The Great Harbinger
The sun slowly creeps over the green hills, golden gentle rays tumble downwards cascading waterfall like upon the land. The sleepy village wakes, merchants move towards the market square, setting up stalls and greeting neighbors. Farmers move into fields, a stomach of good warm food to raise the spirits. The smell of wood smoke and baked bread wafts over the village in a haze. The sounds of metal striking metal with the chatter of the townsfolk can be heard throughout the hills.

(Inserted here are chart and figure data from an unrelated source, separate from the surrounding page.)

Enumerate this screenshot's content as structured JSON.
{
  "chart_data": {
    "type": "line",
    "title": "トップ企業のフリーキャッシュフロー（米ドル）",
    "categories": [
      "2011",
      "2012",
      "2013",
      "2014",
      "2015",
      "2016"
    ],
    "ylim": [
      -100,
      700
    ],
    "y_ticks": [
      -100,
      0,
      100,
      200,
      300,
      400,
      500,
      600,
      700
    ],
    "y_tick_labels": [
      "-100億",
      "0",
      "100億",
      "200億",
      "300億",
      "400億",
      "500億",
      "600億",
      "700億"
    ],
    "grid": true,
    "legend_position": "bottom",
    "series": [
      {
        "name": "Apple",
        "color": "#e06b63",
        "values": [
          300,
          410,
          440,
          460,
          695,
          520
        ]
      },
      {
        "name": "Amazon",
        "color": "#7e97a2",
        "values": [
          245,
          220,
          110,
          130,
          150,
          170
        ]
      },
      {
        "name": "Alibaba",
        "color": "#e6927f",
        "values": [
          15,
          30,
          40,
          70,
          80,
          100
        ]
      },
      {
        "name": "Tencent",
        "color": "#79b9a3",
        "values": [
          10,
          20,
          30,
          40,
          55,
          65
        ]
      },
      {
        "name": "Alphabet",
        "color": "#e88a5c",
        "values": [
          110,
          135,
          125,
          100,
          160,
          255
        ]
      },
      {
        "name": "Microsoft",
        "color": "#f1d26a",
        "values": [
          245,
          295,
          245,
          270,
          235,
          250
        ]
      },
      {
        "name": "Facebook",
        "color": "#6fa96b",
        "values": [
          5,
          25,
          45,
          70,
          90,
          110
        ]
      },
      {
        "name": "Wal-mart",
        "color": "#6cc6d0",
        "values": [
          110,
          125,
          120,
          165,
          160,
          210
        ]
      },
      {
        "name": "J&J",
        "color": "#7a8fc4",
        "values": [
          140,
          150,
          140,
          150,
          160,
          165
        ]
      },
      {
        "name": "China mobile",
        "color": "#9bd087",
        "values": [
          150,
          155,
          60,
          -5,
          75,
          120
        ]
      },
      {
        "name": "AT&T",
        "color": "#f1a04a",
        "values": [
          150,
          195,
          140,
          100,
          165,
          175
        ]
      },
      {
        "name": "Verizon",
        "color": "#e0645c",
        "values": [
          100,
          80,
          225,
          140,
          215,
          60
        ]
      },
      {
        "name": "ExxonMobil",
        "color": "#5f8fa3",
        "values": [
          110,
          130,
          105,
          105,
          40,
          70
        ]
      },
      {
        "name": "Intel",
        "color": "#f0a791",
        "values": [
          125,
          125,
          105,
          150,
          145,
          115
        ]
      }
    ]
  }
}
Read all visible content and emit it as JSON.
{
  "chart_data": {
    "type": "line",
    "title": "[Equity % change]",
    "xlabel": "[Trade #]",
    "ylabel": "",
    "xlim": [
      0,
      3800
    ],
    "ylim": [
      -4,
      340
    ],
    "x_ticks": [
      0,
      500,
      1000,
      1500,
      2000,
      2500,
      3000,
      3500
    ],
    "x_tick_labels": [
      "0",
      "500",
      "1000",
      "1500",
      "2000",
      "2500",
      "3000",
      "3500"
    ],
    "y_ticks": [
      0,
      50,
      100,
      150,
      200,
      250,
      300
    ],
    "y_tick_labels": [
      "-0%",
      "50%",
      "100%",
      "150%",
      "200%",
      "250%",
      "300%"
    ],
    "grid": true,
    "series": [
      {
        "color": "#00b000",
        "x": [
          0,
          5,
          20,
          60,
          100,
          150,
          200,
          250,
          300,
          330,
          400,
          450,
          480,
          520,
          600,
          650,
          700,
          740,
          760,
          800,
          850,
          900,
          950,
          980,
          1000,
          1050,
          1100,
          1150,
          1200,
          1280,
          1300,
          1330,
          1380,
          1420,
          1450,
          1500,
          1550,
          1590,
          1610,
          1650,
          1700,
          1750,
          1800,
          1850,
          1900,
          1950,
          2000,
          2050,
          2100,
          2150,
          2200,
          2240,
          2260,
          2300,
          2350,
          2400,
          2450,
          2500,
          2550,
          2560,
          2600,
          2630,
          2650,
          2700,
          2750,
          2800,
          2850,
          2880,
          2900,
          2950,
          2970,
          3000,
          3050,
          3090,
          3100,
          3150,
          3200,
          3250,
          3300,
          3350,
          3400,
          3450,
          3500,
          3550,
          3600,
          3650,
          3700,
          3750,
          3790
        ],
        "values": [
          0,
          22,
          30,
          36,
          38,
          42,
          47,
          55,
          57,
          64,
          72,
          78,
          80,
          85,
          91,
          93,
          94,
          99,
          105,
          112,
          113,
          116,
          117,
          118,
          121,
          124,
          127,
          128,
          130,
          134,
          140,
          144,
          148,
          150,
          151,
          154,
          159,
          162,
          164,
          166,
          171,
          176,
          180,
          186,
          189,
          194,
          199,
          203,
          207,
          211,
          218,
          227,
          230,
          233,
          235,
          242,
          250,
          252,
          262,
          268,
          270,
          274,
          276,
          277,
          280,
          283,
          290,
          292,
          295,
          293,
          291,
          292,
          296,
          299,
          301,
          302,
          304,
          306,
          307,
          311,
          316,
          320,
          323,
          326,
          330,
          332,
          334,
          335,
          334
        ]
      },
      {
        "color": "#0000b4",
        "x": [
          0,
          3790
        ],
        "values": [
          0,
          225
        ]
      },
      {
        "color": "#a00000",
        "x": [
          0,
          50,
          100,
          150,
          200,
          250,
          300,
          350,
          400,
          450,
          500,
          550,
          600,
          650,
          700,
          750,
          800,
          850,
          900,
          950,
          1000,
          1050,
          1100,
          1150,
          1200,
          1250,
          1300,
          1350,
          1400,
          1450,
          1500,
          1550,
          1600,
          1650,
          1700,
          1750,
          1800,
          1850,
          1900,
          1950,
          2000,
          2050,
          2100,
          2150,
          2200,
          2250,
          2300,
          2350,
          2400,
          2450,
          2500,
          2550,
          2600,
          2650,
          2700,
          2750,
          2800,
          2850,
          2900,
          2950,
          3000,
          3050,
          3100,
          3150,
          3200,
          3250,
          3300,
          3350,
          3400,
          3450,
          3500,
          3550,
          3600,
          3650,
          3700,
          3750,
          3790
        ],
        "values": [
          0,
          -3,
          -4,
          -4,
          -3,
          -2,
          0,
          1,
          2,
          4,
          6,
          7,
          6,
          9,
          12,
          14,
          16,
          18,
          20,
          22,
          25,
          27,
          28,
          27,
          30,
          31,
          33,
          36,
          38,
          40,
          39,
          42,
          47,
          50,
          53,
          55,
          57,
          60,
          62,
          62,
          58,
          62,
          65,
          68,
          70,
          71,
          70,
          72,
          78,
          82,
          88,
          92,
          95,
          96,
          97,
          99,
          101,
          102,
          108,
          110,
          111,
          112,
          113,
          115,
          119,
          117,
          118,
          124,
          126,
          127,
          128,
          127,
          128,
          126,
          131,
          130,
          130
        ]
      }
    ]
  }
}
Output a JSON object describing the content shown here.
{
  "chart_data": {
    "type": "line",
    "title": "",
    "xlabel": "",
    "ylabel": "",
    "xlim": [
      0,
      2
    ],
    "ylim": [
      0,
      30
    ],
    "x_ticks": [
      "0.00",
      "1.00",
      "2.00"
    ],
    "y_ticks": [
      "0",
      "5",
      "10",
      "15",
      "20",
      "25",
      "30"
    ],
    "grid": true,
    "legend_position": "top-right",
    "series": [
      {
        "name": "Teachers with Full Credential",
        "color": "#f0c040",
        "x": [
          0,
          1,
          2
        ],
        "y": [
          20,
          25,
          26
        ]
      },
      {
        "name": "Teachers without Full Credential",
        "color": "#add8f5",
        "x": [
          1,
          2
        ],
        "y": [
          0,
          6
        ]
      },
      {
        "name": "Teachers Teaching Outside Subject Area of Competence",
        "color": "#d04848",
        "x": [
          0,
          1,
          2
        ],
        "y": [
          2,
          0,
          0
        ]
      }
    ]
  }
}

The ground jerks then seizes like a wrong note being, carts are knocked over, people trip. Peasants exchange worried nervous looks, a whimper is let out. The land vanishes beneath feet, a titanic hole opens underneath out of which pours thousand of white arms. Broken, disjointed, knobbly, wretched things. Fingers far longer than needed, nails like billhooks pin down muscle, flesh, cloth and soul. All is drawn within the maw, a cacophony of screams, moans, bleats, yells and pleading to gods that cannot hear.
The hole snaps shut, and a titanic rumbling is heard diving deep downwards towards the darkness. The ground torn to shreds, rocks thrown to the sky, soil shifted and sifted, slate broken and scattered, mountains moved, continents cracked. The red sun sets over a new land.